Convidado a falar numa reunião do Conselho de Segurança sobre a guerra em Gaza, Christopher Lockyear traçou um retrato impressionante das consequências da guerra do ponto de vista humanitário e não poupou críticas abertas a Israel e aos Estados Unidos por se oporem um cessar-fogo.
O secretário-geral da MSF recordou os diplomatas que Israel bombardeou em diversas ocasiões os comboios humanitários dos MSF e prendeu os seus trabalhadores, o que significa que “a resposta humanitária em Gaza é uma ilusão, uma ilusão conveniente que perpetua a narrativa de que esta guerra está a ser travada de acordo com as leis internacionais”, negando enfaticamente que isso esteja a acontecer.
“Hoje, em Gaza, os esforços para se prestar assistência são ao acaso, oportunistas e totalmente inadequados. Como podemos prestar ajuda que salva vidas num ambiente onde a distinção entre civis e combatentes é desconsiderada?”, questionou.
“Como podemos sustentar qualquer tipo de resposta onde os trabalhadores médicos são alvo, atacados e difamados por ajudarem os feridos?”, acrescentou.
Por outro lado, Lockyear opôs-se à tese israelita de que os hospitais bombardeados pelo seu exército foram usados pelo grupo islamita Hamas como base operacional porque, segundo o representante dos MSF, não foi fornecida ”nenhuma prova verificada de forma independente”.

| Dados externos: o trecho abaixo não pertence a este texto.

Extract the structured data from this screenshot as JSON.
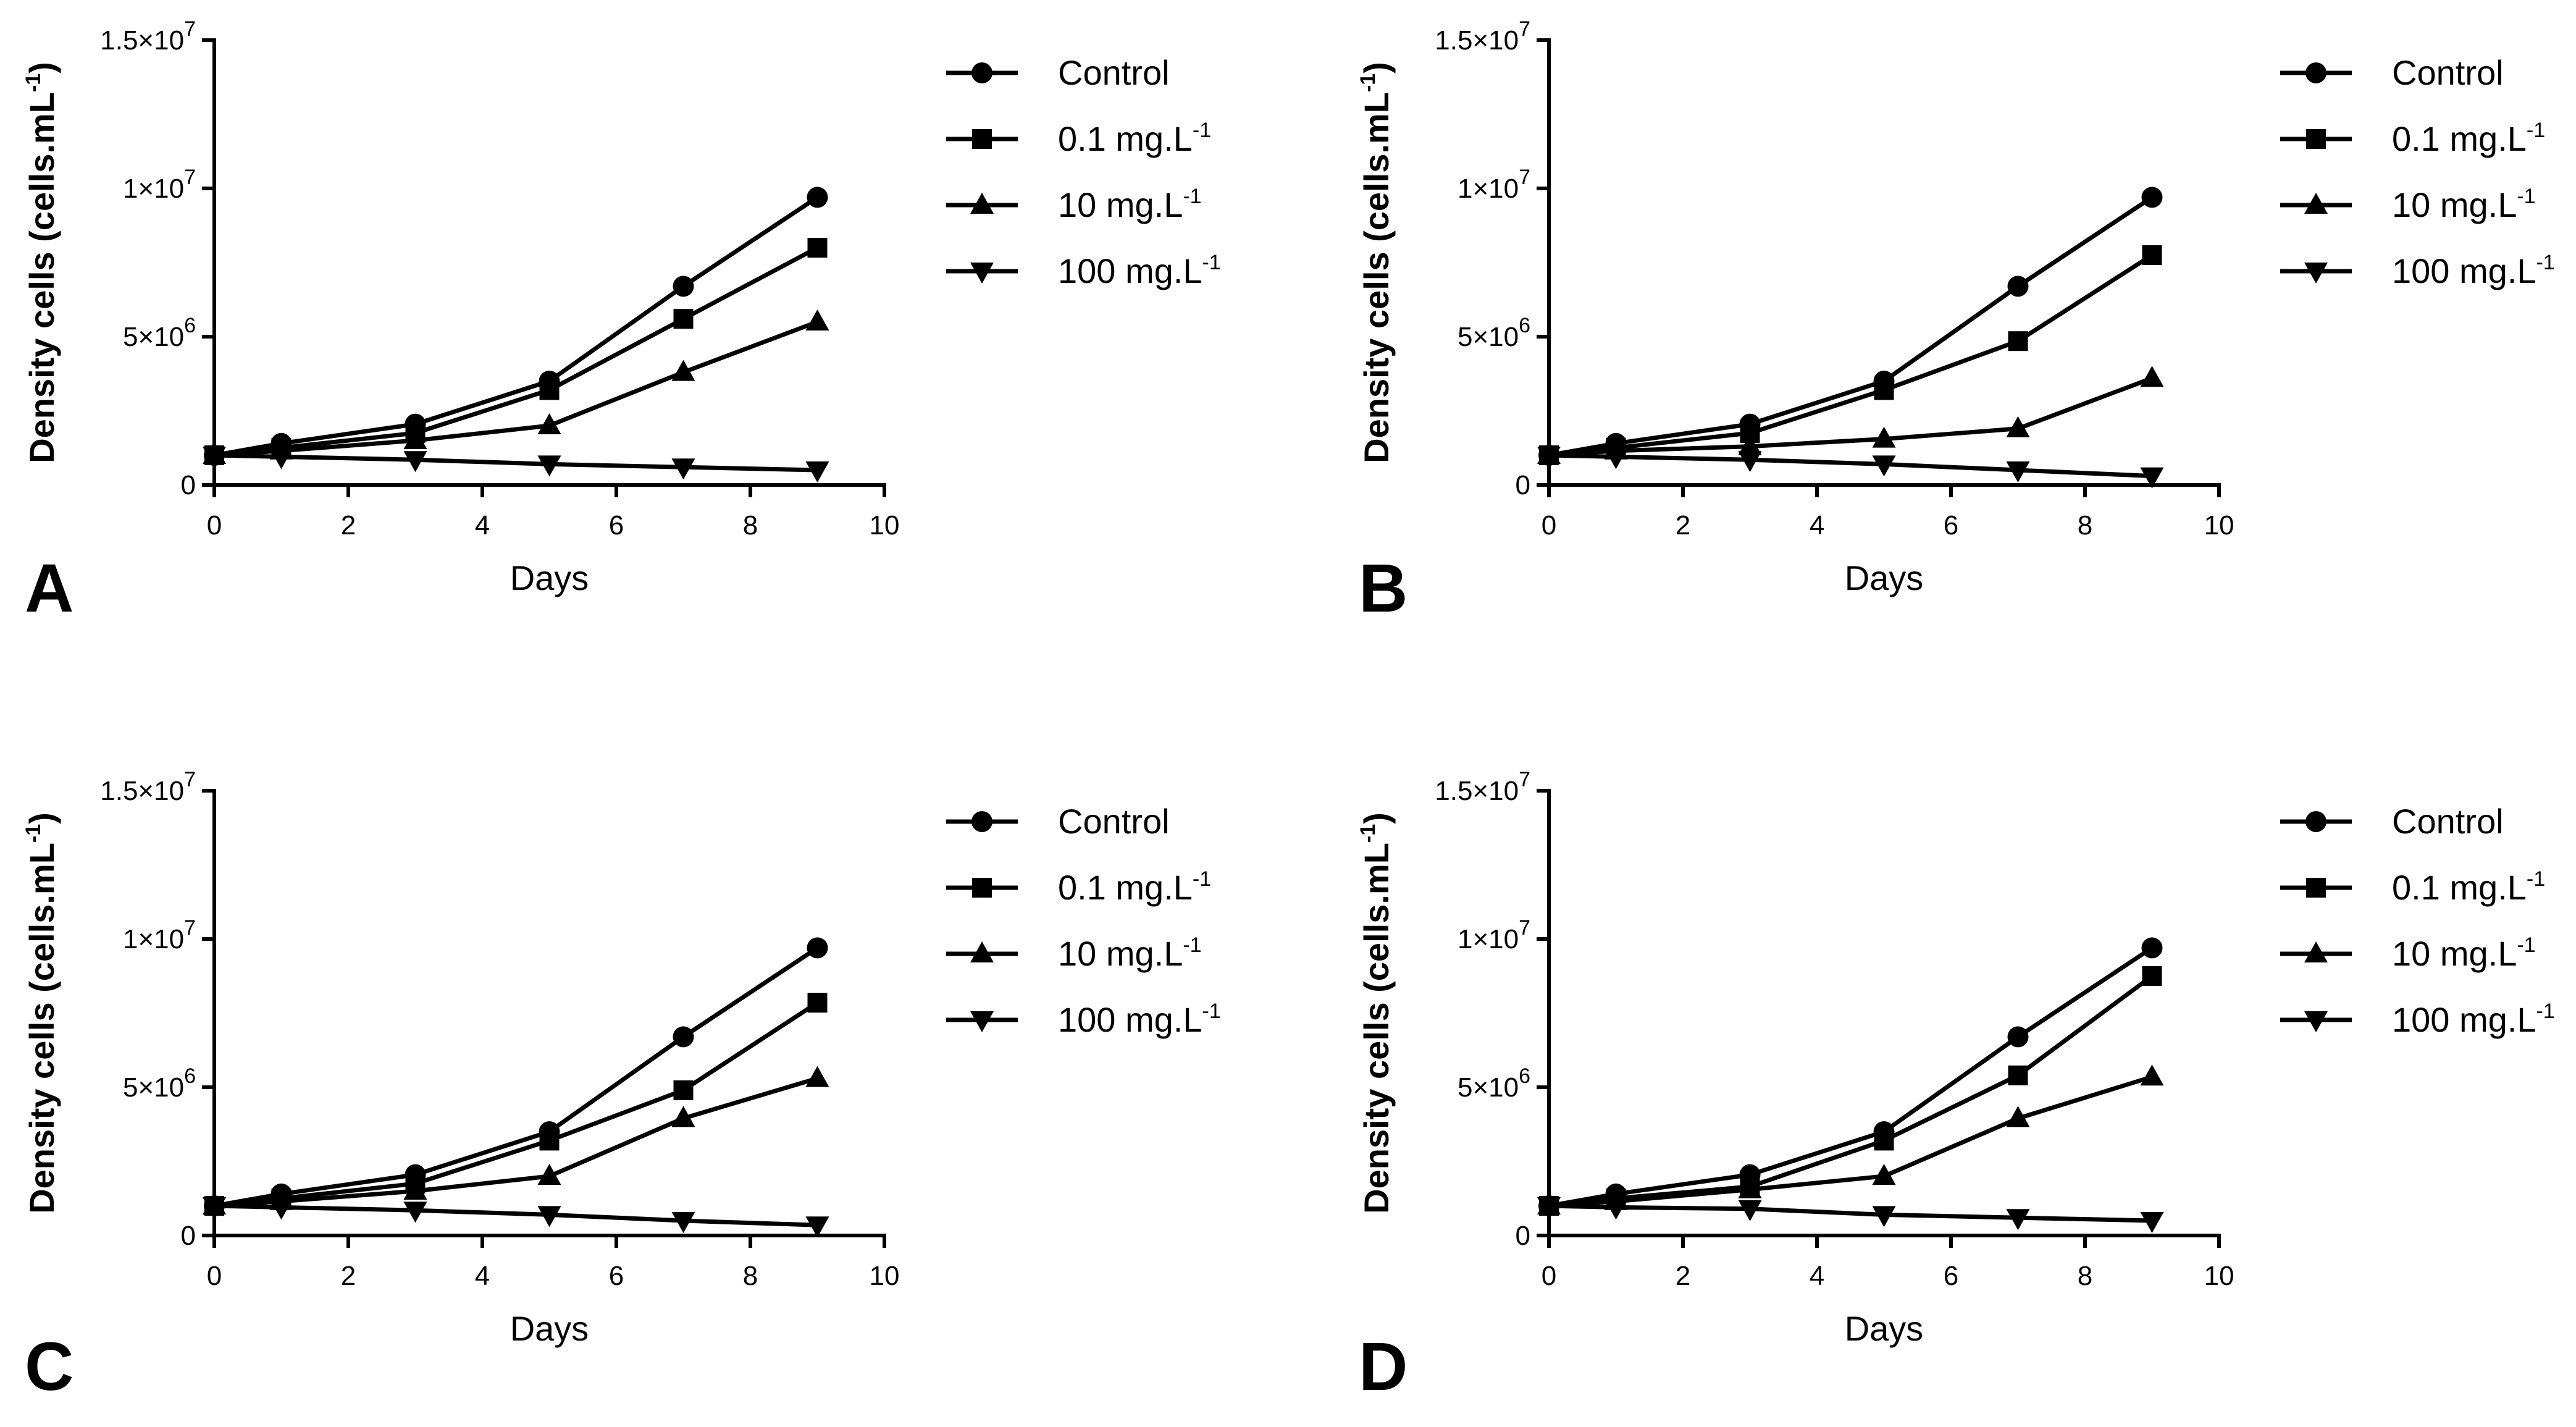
{
  "figure": {
    "color": "#000000",
    "background": "#ffffff"
  },
  "chart_data": [
    {
      "type": "line",
      "panel_label": "A",
      "xlabel": "Days",
      "ylabel_main": "Density cells (cells.mL",
      "ylabel_sup": "-1",
      "ylabel_end": ")",
      "xlim": [
        0,
        10
      ],
      "ylim": [
        0,
        15000000
      ],
      "xticks": [
        0,
        2,
        4,
        6,
        8,
        10
      ],
      "yticks": [
        {
          "value": 0,
          "base": "0",
          "exp": ""
        },
        {
          "value": 5000000,
          "base": "5×10",
          "exp": "6"
        },
        {
          "value": 10000000,
          "base": "1×10",
          "exp": "7"
        },
        {
          "value": 15000000,
          "base": "1.5×10",
          "exp": "7"
        }
      ],
      "x": [
        0,
        1,
        3,
        5,
        7,
        9
      ],
      "series": [
        {
          "name": "Control",
          "unit_sup": "",
          "marker": "circle",
          "values": [
            1000000,
            1400000,
            2050000,
            3500000,
            6700000,
            9700000
          ]
        },
        {
          "name": "0.1 mg.L",
          "unit_sup": "-1",
          "marker": "square",
          "values": [
            1000000,
            1250000,
            1750000,
            3200000,
            5600000,
            8000000
          ]
        },
        {
          "name": "10 mg.L",
          "unit_sup": "-1",
          "marker": "triangle-up",
          "values": [
            1000000,
            1150000,
            1500000,
            2000000,
            3800000,
            5500000
          ]
        },
        {
          "name": "100 mg.L",
          "unit_sup": "-1",
          "marker": "triangle-down",
          "values": [
            1000000,
            950000,
            850000,
            700000,
            600000,
            500000
          ]
        }
      ]
    },
    {
      "type": "line",
      "panel_label": "B",
      "xlabel": "Days",
      "ylabel_main": "Density cells (cells.mL",
      "ylabel_sup": "-1",
      "ylabel_end": ")",
      "xlim": [
        0,
        10
      ],
      "ylim": [
        0,
        15000000
      ],
      "xticks": [
        0,
        2,
        4,
        6,
        8,
        10
      ],
      "yticks": [
        {
          "value": 0,
          "base": "0",
          "exp": ""
        },
        {
          "value": 5000000,
          "base": "5×10",
          "exp": "6"
        },
        {
          "value": 10000000,
          "base": "1×10",
          "exp": "7"
        },
        {
          "value": 15000000,
          "base": "1.5×10",
          "exp": "7"
        }
      ],
      "x": [
        0,
        1,
        3,
        5,
        7,
        9
      ],
      "series": [
        {
          "name": "Control",
          "unit_sup": "",
          "marker": "circle",
          "values": [
            1000000,
            1400000,
            2050000,
            3500000,
            6700000,
            9700000
          ]
        },
        {
          "name": "0.1 mg.L",
          "unit_sup": "-1",
          "marker": "square",
          "values": [
            1000000,
            1250000,
            1750000,
            3200000,
            4850000,
            7750000
          ]
        },
        {
          "name": "10 mg.L",
          "unit_sup": "-1",
          "marker": "triangle-up",
          "values": [
            1000000,
            1150000,
            1300000,
            1550000,
            1900000,
            3600000
          ]
        },
        {
          "name": "100 mg.L",
          "unit_sup": "-1",
          "marker": "triangle-down",
          "values": [
            1000000,
            950000,
            850000,
            700000,
            500000,
            300000
          ]
        }
      ]
    },
    {
      "type": "line",
      "panel_label": "C",
      "xlabel": "Days",
      "ylabel_main": "Density cells  (cells.mL",
      "ylabel_sup": "-1",
      "ylabel_end": ")",
      "xlim": [
        0,
        10
      ],
      "ylim": [
        0,
        15000000
      ],
      "xticks": [
        0,
        2,
        4,
        6,
        8,
        10
      ],
      "yticks": [
        {
          "value": 0,
          "base": "0",
          "exp": ""
        },
        {
          "value": 5000000,
          "base": "5×10",
          "exp": "6"
        },
        {
          "value": 10000000,
          "base": "1×10",
          "exp": "7"
        },
        {
          "value": 15000000,
          "base": "1.5×10",
          "exp": "7"
        }
      ],
      "x": [
        0,
        1,
        3,
        5,
        7,
        9
      ],
      "series": [
        {
          "name": "Control",
          "unit_sup": "",
          "marker": "circle",
          "values": [
            1000000,
            1400000,
            2050000,
            3500000,
            6700000,
            9700000
          ]
        },
        {
          "name": "0.1 mg.L",
          "unit_sup": "-1",
          "marker": "square",
          "values": [
            1000000,
            1250000,
            1750000,
            3200000,
            4900000,
            7850000
          ]
        },
        {
          "name": "10 mg.L",
          "unit_sup": "-1",
          "marker": "triangle-up",
          "values": [
            1000000,
            1150000,
            1500000,
            2000000,
            3950000,
            5300000
          ]
        },
        {
          "name": "100 mg.L",
          "unit_sup": "-1",
          "marker": "triangle-down",
          "values": [
            1000000,
            950000,
            850000,
            700000,
            500000,
            350000
          ]
        }
      ]
    },
    {
      "type": "line",
      "panel_label": "D",
      "xlabel": "Days",
      "ylabel_main": "Density cells (cells.mL",
      "ylabel_sup": "-1",
      "ylabel_end": ")",
      "xlim": [
        0,
        10
      ],
      "ylim": [
        0,
        15000000
      ],
      "xticks": [
        0,
        2,
        4,
        6,
        8,
        10
      ],
      "yticks": [
        {
          "value": 0,
          "base": "0",
          "exp": ""
        },
        {
          "value": 5000000,
          "base": "5×10",
          "exp": "6"
        },
        {
          "value": 10000000,
          "base": "1×10",
          "exp": "7"
        },
        {
          "value": 15000000,
          "base": "1.5×10",
          "exp": "7"
        }
      ],
      "x": [
        0,
        1,
        3,
        5,
        7,
        9
      ],
      "series": [
        {
          "name": "Control",
          "unit_sup": "",
          "marker": "circle",
          "values": [
            1000000,
            1400000,
            2050000,
            3500000,
            6700000,
            9700000
          ]
        },
        {
          "name": "0.1 mg.L",
          "unit_sup": "-1",
          "marker": "square",
          "values": [
            1000000,
            1250000,
            1650000,
            3200000,
            5400000,
            8750000
          ]
        },
        {
          "name": "10 mg.L",
          "unit_sup": "-1",
          "marker": "triangle-up",
          "values": [
            1000000,
            1150000,
            1550000,
            2000000,
            3950000,
            5350000
          ]
        },
        {
          "name": "100 mg.L",
          "unit_sup": "-1",
          "marker": "triangle-down",
          "values": [
            1000000,
            950000,
            900000,
            700000,
            600000,
            500000
          ]
        }
      ]
    }
  ]
}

“Estes ataques indiscriminados, bem como os tipos de armas e munições utilizados em áreas densamente povoadas, mataram dezenas de milhares de pessoas e mutilaram outros milhares. Os nossos pacientes apresentam lesões catastróficas, amputações, membros esmagados e queimaduras graves. Eles precisam de cuidados sofisticados. Eles precisam de uma reabilitação longa e intensiva. Os médicos não podem tratar estes ferimentos num campo de batalha ou nas cinzas de hospitais destruídos”, frisou.
Lockyear sublinhou como os cirurgiões ficaram sem alternativa e tiveram de realizar amputações sem anestesia em crianças.
O secretário-geral dos MSF direcionou então as suas críticas para os Estados Unidos, que, como membro permanente do Conselho de Segurança, tem feito uso do seu poder de veto para bloquear resoluções que exigiam um cessar-fogo humanitário imediato em Gaza.
A situação mais recente aconteceu na terça-feira, com Washington a vetar um projeto proposto pela Argélia sob o argumento de que poderia interferir nas negociações pela libertação de todos os reféns detidos pelo Hamas.
“Reunião após reunião, resolução após resolução, este órgão não conseguiu resolver eficazmente este conflito. (…) Estamos chocados com a vontade dos Estados Unidos de usar os seus poderes para obstruir os esforços para adotar resoluções”, criticou Christopher Lockyear.
“Por três vezes este Conselho teve a oportunidade de votar a favor de um cessar-fogo tão desesperadamente necessário, e por três vezes os Estados Unidos usaram o seu poder de veto de forma consistente”, observou.
Na terça-feira, após o veto, a embaixadora norte-americana junto à ONU, Linda Thomas-Greenfield, anunciou que os Estados Unidos irão propor a sua própria resolução que pede um cessar-fogo “temporário” e “assim que possível” no enclave.
Mas essa opção foi criticada pelos Médicos Sem Fronteiras, que se opõem à instrumentalização do humanitarismo.
“O povo de Gaza precisa de um cessar-fogo, não quando for viável, mas agora. Eles precisam de um cessar-fogo sustentado, não de um período temporário de calma. Qualquer coisa abaixo disso é negligência grave”, advogou Lockyear.
“A proteção dos civis em Gaza não pode depender de resoluções deste Conselho com humanitarismo instrumentalizado para disfarçar objetivos políticos”, afirmou.
O secretário-geral dos MSF sublinhou que as consequências de rejeitar o direito humanitário internacional irão repercutir “muito além de Gaza”, avaliando que serão ”um fardo duradouro para a nossa consciência coletiva”.
“Isto não é apenas inação política. Tornou-se cumplicidade política”, acusou.
Embora as críticas aos Estados Unidos tenham sido contundentes, o vice-embaixador norte-americano na ONU, Robert Wood, respondeu que as negociações para uma trégua são longas e nem sempre trazem resultados rápidos, mas voltou a culpar o Hamas por tudo o que acontece em Gaza, repetindo as teses de Israel.
“Um milhão e meio de civis em Rafah e outros civis em Gaza não estariam em perigo se o Hamas respeitasse as leis da guerra, não se entrosasse entre civis, não se escondesse em complexos de túneis sob hospitais e não cometesse outras atrocidades”, argumentou.